Démocratie accomplie ou « citoyenneté intermittente » pour reprendre le concept de la chercheure en sociologie politique Anne Muxel ? Il est très notable que le militantisme est en pleine mutation et n’échappe pas non plus à ces nouvelles pratiques de validation de contenus par simple approbation numérique. One click-one vote.

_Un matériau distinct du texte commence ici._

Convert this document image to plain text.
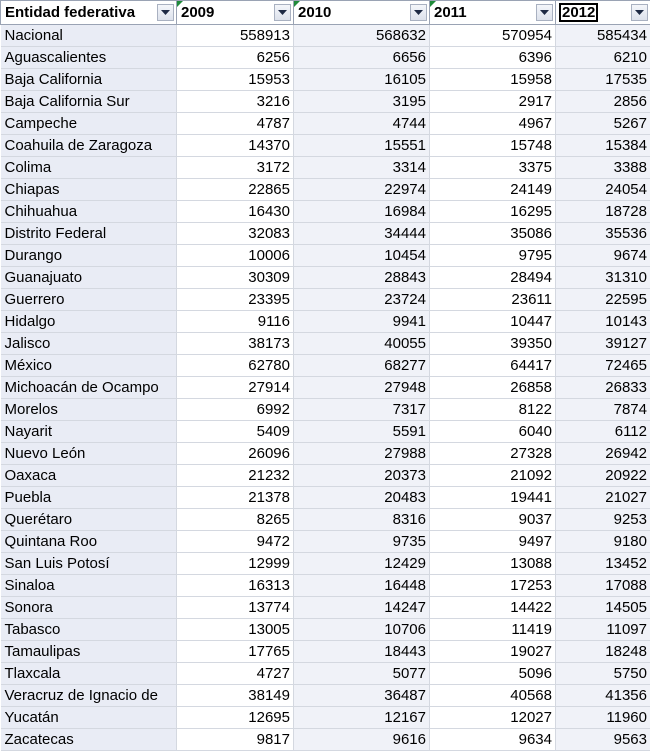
Entidad federativa	2009	2010	2011	2012

Nacional	558913	568632	570954	585434
Aguascalientes	6256	6656	6396	6210
Baja California	15953	16105	15958	17535
Baja California Sur	3216	3195	2917	2856
Campeche	4787	4744	4967	5267
Coahuila de Zaragoza	14370	15551	15748	15384
Colima	3172	3314	3375	3388
Chiapas	22865	22974	24149	24054
Chihuahua	16430	16984	16295	18728
Distrito Federal	32083	34444	35086	35536
Durango	10006	10454	9795	9674
Guanajuato	30309	28843	28494	31310
Guerrero	23395	23724	23611	22595
Hidalgo	9116	9941	10447	10143
Jalisco	38173	40055	39350	39127
México	62780	68277	64417	72465
Michoacán de Ocampo	27914	27948	26858	26833
Morelos	6992	7317	8122	7874
Nayarit	5409	5591	6040	6112
Nuevo León	26096	27988	27328	26942
Oaxaca	21232	20373	21092	20922
Puebla	21378	20483	19441	21027
Querétaro	8265	8316	9037	9253
Quintana Roo	9472	9735	9497	9180
San Luis Potosí	12999	12429	13088	13452
Sinaloa	16313	16448	17253	17088
Sonora	13774	14247	14422	14505
Tabasco	13005	10706	11419	11097
Tamaulipas	17765	18443	19027	18248
Tlaxcala	4727	5077	5096	5750
Veracruz de Ignacio de	38149	36487	40568	41356
Yucatán	12695	12167	12027	11960
Zacatecas	9817	9616	9634	9563
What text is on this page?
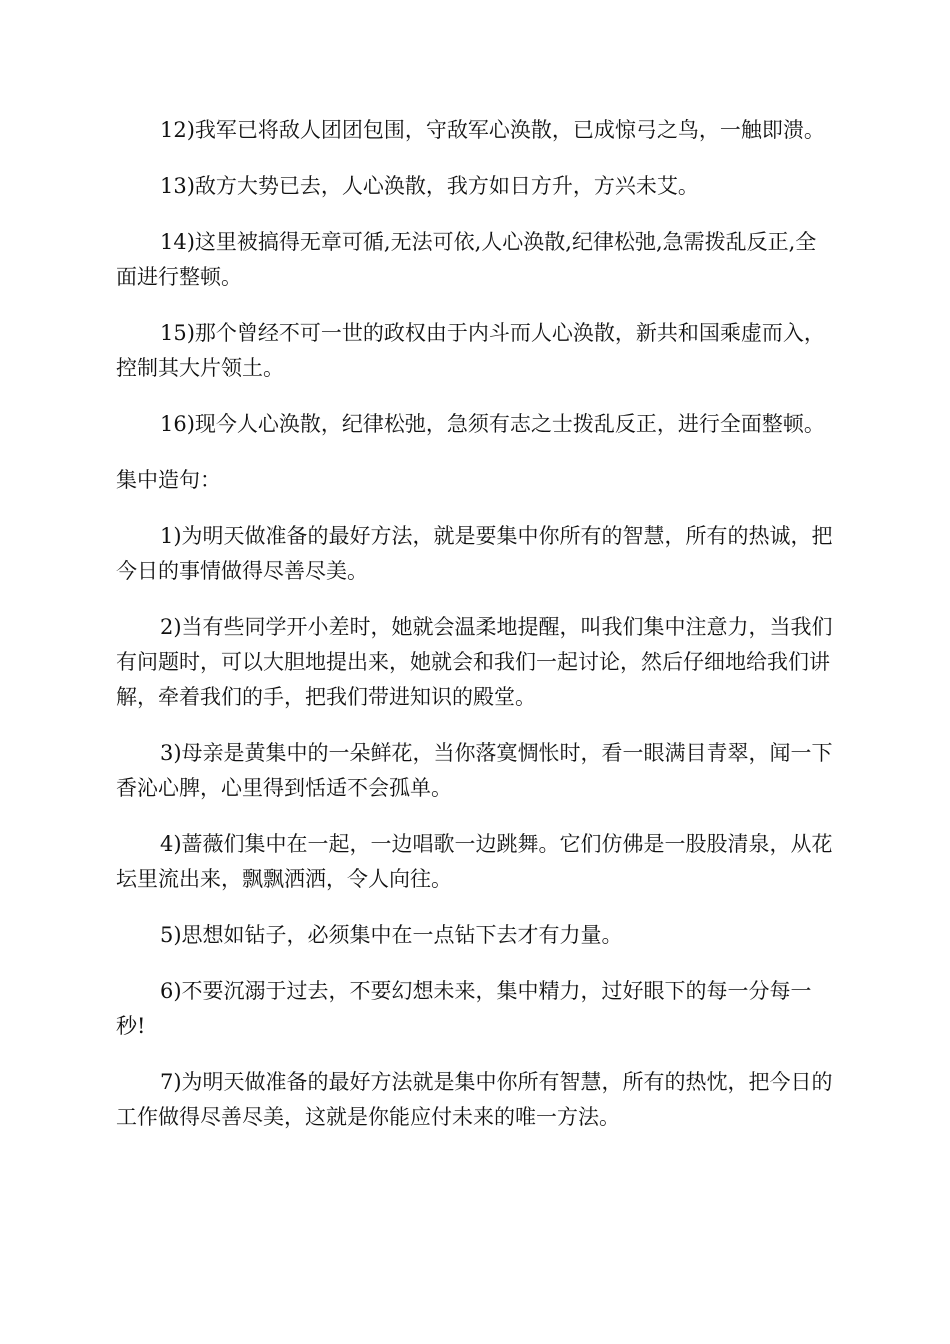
12)我军已将敌人团团包围，守敌军心涣散，已成惊弓之鸟，一触即溃。

13)敌方大势已去，人心涣散，我方如日方升，方兴未艾。

14)这里被搞得无章可循,无法可依,人心涣散,纪律松弛,急需拨乱反正,全面进行整顿。

15)那个曾经不可一世的政权由于内斗而人心涣散，新共和国乘虚而入，控制其大片领土。

16)现今人心涣散，纪律松弛，急须有志之士拨乱反正，进行全面整顿。

集中造句：

1)为明天做准备的最好方法，就是要集中你所有的智慧，所有的热诚，把今日的事情做得尽善尽美。

2)当有些同学开小差时，她就会温柔地提醒，叫我们集中注意力，当我们有问题时，可以大胆地提出来，她就会和我们一起讨论，然后仔细地给我们讲解，牵着我们的手，把我们带进知识的殿堂。

3)母亲是黄集中的一朵鲜花，当你落寞惆怅时，看一眼满目青翠，闻一下香沁心脾，心里得到恬适不会孤单。

4)蔷薇们集中在一起，一边唱歌一边跳舞。它们仿佛是一股股清泉，从花坛里流出来，飘飘洒洒，令人向往。

5)思想如钻子，必须集中在一点钻下去才有力量。

6)不要沉溺于过去，不要幻想未来，集中精力，过好眼下的每一分每一秒!

7)为明天做准备的最好方法就是集中你所有智慧，所有的热忱，把今日的工作做得尽善尽美，这就是你能应付未来的唯一方法。
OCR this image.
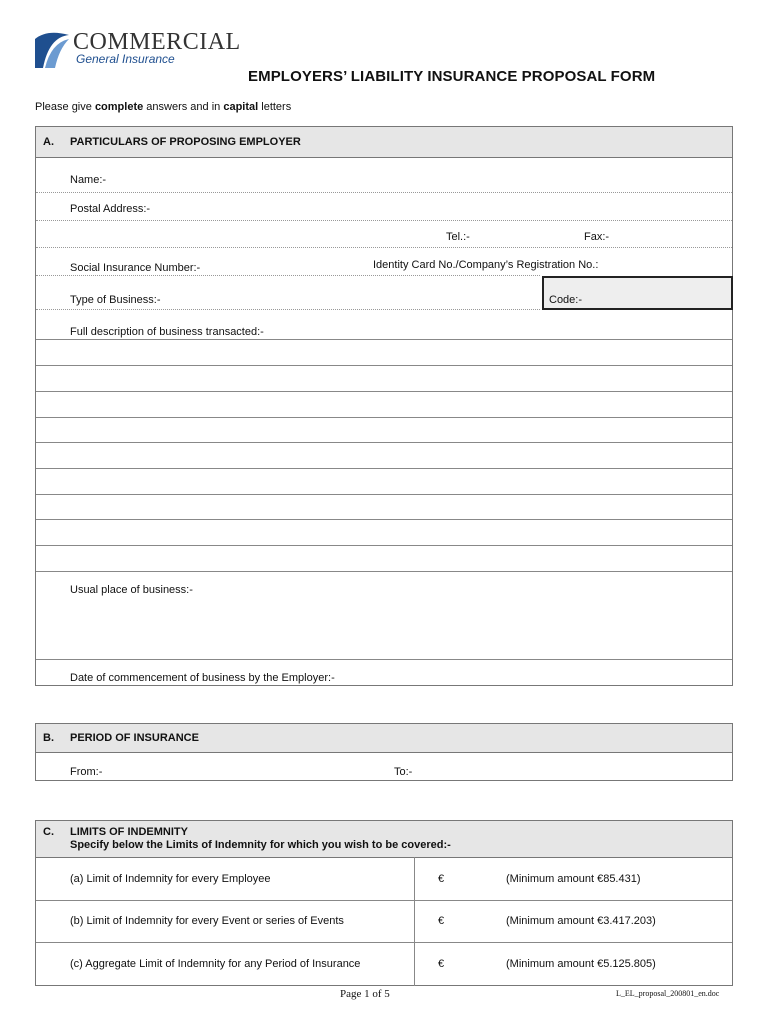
COMMERCIAL
General Insurance
EMPLOYERS’ LIABILITY INSURANCE PROPOSAL FORM
Please give complete answers and in capital letters
A. PARTICULARS OF PROPOSING EMPLOYER
Name:-
Postal Address:-
Tel.:-	Fax:-
Social Insurance Number:-	Identity Card No./Company’s Registration No.:
Type of Business:-	Code:-
Full description of business transacted:-
Usual place of business:-
Date of commencement of business by the Employer:-
B. PERIOD OF INSURANCE
From:-	To:-
C. LIMITS OF INDEMNITY
Specify below the Limits of Indemnity for which you wish to be covered:-
(a) Limit of Indemnity for every Employee	€	(Minimum amount €85.431)
(b) Limit of Indemnity for every Event or series of Events	€	(Minimum amount €3.417.203)
(c) Aggregate Limit of Indemnity for any Period of Insurance	€	(Minimum amount €5.125.805)
Page 1 of 5	L_EL_proposal_200801_en.doc
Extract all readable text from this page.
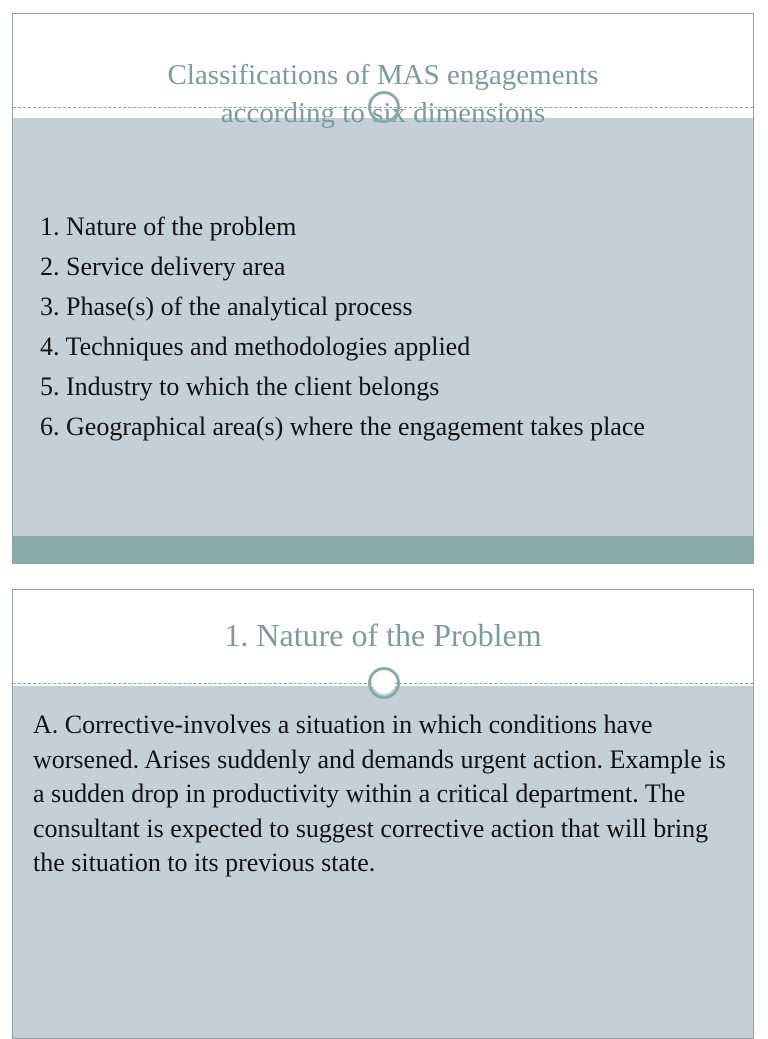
Classifications of MAS engagements
according to six dimensions
1. Nature of the problem
2. Service delivery area
3. Phase(s) of the analytical process
4. Techniques and methodologies applied
5. Industry to which the client belongs
6. Geographical area(s) where the engagement takes place
1. Nature of the Problem

A. Corrective-involves a situation in which conditions have worsened. Arises suddenly and demands urgent action. Example is a sudden drop in productivity within a critical department. The consultant is expected to suggest corrective action that will bring the situation to its previous state.
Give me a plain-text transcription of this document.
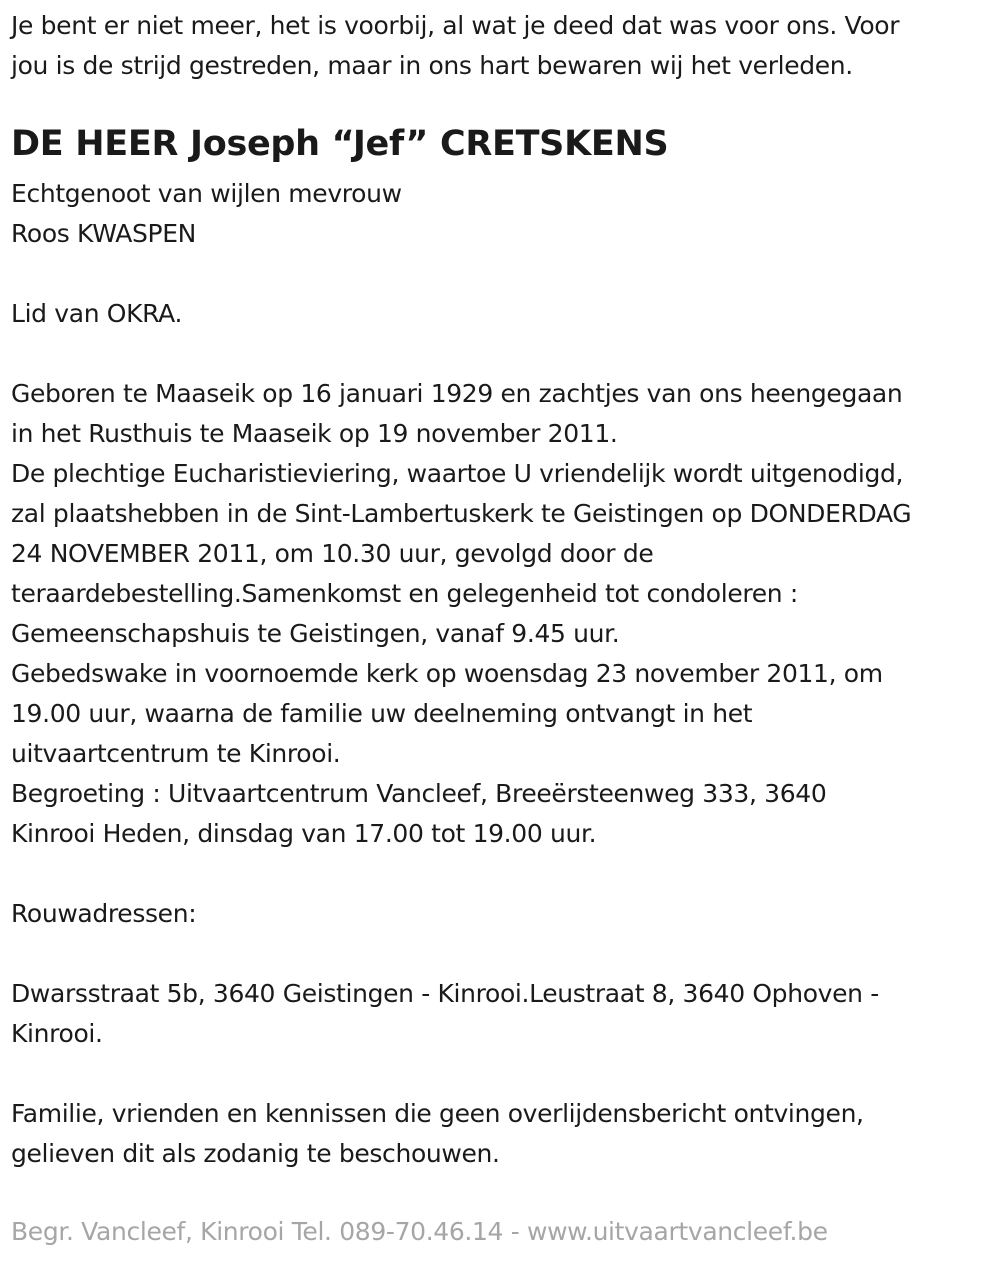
Je bent er niet meer, het is voorbij, al wat je deed dat was voor ons. Voor
jou is de strijd gestreden, maar in ons hart bewaren wij het verleden.
DE HEER Joseph “Jef” CRETSKENS
Echtgenoot van wijlen mevrouw
Roos KWASPEN
Lid van OKRA.
Geboren te Maaseik op 16 januari 1929 en zachtjes van ons heengegaan
in het Rusthuis te Maaseik op 19 november 2011.
De plechtige Eucharistieviering, waartoe U vriendelijk wordt uitgenodigd,
zal plaatshebben in de Sint-Lambertuskerk te Geistingen op DONDERDAG
24 NOVEMBER 2011, om 10.30 uur, gevolgd door de
teraardebestelling.Samenkomst en gelegenheid tot condoleren :
Gemeenschapshuis te Geistingen, vanaf 9.45 uur.
Gebedswake in voornoemde kerk op woensdag 23 november 2011, om
19.00 uur, waarna de familie uw deelneming ontvangt in het
uitvaartcentrum te Kinrooi.
Begroeting : Uitvaartcentrum Vancleef, Breeërsteenweg 333, 3640
Kinrooi Heden, dinsdag van 17.00 tot 19.00 uur.
Rouwadressen:
Dwarsstraat 5b, 3640 Geistingen - Kinrooi.Leustraat 8, 3640 Ophoven -
Kinrooi.
Familie, vrienden en kennissen die geen overlijdensbericht ontvingen,
gelieven dit als zodanig te beschouwen.
Begr. Vancleef, Kinrooi Tel. 089-70.46.14 - www.uitvaartvancleef.be
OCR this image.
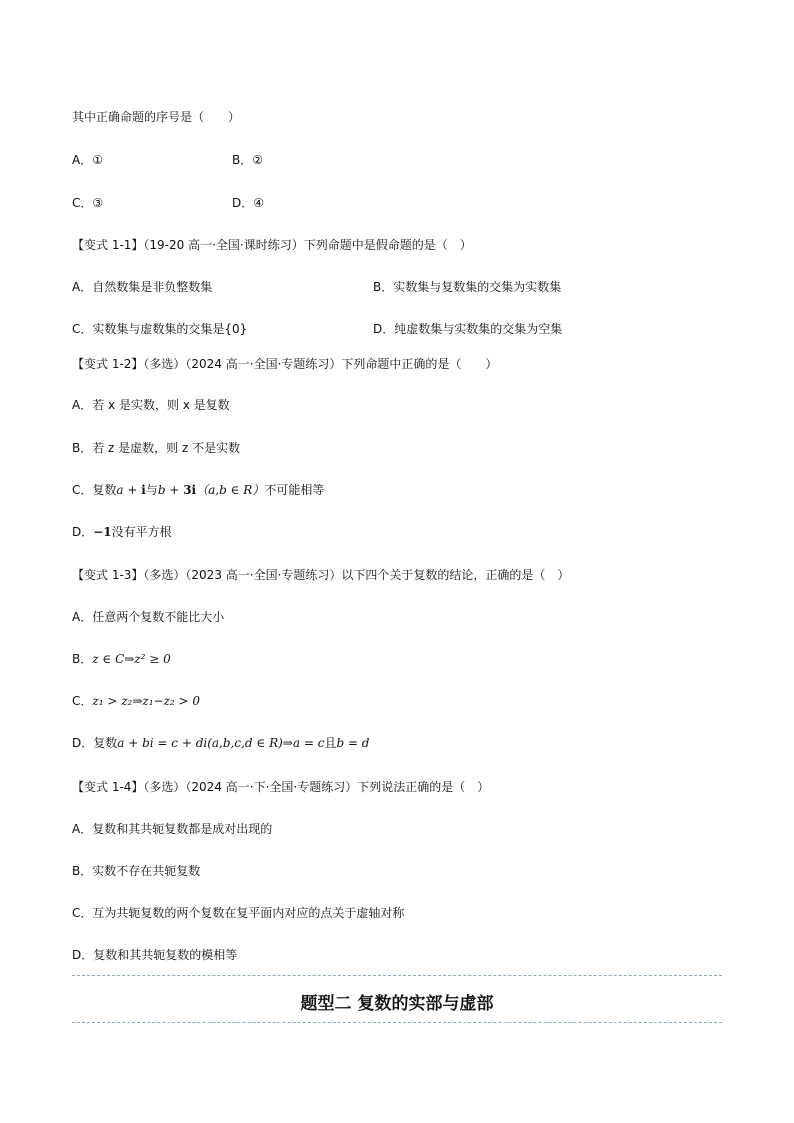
其中正确命题的序号是（　　）
A．①	B．②
C．③	D．④
【变式 1-1】（19-20 高一·全国·课时练习）下列命题中是假命题的是（　）
A．自然数集是非负整数集	B．实数集与复数集的交集为实数集
C．实数集与虚数集的交集是{0}	D．纯虚数集与实数集的交集为空集
【变式 1-2】（多选）（2024 高一·全国·专题练习）下列命题中正确的是（　　）
A．若 x 是实数，则 x 是复数
B．若 z 是虚数，则 z 不是实数
C．复数a + i与b + 3i（a,b ∈ R）不可能相等
D．−1没有平方根
【变式 1-3】（多选）（2023 高一·全国·专题练习）以下四个关于复数的结论，正确的是（　）
A．任意两个复数不能比大小
B．z ∈ C⇒z² ≥ 0
C．z₁ > z₂⇒z₁−z₂ > 0
D．复数a + bi = c + di(a,b,c,d ∈ R)⇒a = c且b = d
【变式 1-4】（多选）（2024 高一·下·全国·专题练习）下列说法正确的是（　）
A．复数和其共轭复数都是成对出现的
B．实数不存在共轭复数
C．互为共轭复数的两个复数在复平面内对应的点关于虚轴对称
D．复数和其共轭复数的模相等
题型二 复数的实部与虚部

Depuis le mouvement « Nuit débout » qui a fait apparaitre de nouvelles formes d’expression collective et politique, on se rend compte que la voix démocratique porte hors du champ habituel des partis et des syndicats. Peut-être retrouve-t-elle par là-même la fonction de débat d’idées ou de consultation qu’elle a pu avoir quand jadis la démocratie se forgeait en consignant dans les cahiers de doléances les vœux et les aspirations du tiers-état. Sur la base de ces propositions l’abbé Sieyès constatera en 1789 que le tiers état représente à lui seul les « quatre-vingt-seize centièmes de la Nation ». La Chambre du Tiers état deviendra comme on le sait assemblée nationale. D’un recueil de vœux peut naitre une loi et même un régime. En démocratie tout devient donc possible !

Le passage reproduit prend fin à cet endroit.